De la mano del cronista oficial de la Villa de Sax, Vicente Vázquez, los invitados a esta ruta visitaban el interior de nuestro castillo.
El castillo se alza sobre un cerro de forma alargada, inaccesible por la vertiente oeste, por lo que se accede a la fortaleza por el noroeste. Es de planta irregular y consta de dos recintos: barbacana exterior, para la defensa de puentes y entradas, y un amplio cuerpo murado, dentro del cual figuraba un gran albergue.

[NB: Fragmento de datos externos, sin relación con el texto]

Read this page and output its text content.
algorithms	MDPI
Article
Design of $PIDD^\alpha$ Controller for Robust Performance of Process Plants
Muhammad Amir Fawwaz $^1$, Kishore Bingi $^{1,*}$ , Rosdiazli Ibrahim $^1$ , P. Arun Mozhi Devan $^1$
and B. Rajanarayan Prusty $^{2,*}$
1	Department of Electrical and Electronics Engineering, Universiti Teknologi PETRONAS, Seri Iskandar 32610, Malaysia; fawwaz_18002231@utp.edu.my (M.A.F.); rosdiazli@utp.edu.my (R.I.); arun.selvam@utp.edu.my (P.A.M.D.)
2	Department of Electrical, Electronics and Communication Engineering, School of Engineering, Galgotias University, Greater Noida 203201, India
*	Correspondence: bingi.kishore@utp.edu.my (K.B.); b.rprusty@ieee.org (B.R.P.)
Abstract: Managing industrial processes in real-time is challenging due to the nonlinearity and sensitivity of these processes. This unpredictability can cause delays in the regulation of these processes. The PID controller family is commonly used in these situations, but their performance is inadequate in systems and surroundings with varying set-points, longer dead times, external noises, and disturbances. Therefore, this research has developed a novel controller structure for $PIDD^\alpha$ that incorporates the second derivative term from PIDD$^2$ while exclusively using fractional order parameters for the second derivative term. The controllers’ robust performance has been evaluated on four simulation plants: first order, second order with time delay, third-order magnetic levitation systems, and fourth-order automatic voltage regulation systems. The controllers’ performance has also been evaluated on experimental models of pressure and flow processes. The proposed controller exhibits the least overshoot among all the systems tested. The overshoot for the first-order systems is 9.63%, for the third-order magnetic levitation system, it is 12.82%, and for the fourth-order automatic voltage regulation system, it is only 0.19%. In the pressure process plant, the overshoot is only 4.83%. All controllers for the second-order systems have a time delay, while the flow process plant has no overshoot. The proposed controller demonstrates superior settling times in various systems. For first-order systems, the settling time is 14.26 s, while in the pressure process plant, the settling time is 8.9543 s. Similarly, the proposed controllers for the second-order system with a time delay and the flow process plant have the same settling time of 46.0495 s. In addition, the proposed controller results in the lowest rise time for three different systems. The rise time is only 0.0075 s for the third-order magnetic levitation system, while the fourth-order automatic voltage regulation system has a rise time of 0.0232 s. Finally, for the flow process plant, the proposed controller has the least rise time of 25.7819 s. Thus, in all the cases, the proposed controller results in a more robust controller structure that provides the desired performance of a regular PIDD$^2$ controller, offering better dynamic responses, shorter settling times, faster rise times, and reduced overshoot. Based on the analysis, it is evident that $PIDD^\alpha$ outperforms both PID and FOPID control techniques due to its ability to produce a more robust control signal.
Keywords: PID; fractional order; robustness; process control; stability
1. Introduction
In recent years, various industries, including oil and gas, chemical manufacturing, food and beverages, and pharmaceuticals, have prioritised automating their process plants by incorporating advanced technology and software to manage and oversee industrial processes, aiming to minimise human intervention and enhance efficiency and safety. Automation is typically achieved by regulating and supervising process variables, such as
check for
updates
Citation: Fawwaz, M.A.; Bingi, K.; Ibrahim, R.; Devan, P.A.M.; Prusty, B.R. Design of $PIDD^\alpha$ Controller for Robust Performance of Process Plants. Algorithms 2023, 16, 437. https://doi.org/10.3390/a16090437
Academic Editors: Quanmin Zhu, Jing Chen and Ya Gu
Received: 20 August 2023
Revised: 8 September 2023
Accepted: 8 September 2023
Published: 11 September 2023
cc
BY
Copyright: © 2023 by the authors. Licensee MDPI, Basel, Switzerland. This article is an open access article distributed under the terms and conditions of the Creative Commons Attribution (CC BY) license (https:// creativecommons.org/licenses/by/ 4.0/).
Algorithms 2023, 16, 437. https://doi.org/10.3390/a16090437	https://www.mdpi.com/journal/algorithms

En sus extremos están las dos torres, siendo la principal rectangular, con muros de hasta 2 metros de espesor; en su interior estaba la sala de armas, y sobre ella una terraza almenada a la que se accedía mediante una escalera de arcos ojivales apuntados. La primera y la segunda de las plantas poseen una bóveda de medio cañón apuntada, con saeteras en esta última y en la tercera. En la ladera del risco en que se asienta esta fortificación existían otras obras de defensa destinadas a la protección del acceso principal del castillo, en el que se abría la puerta principal.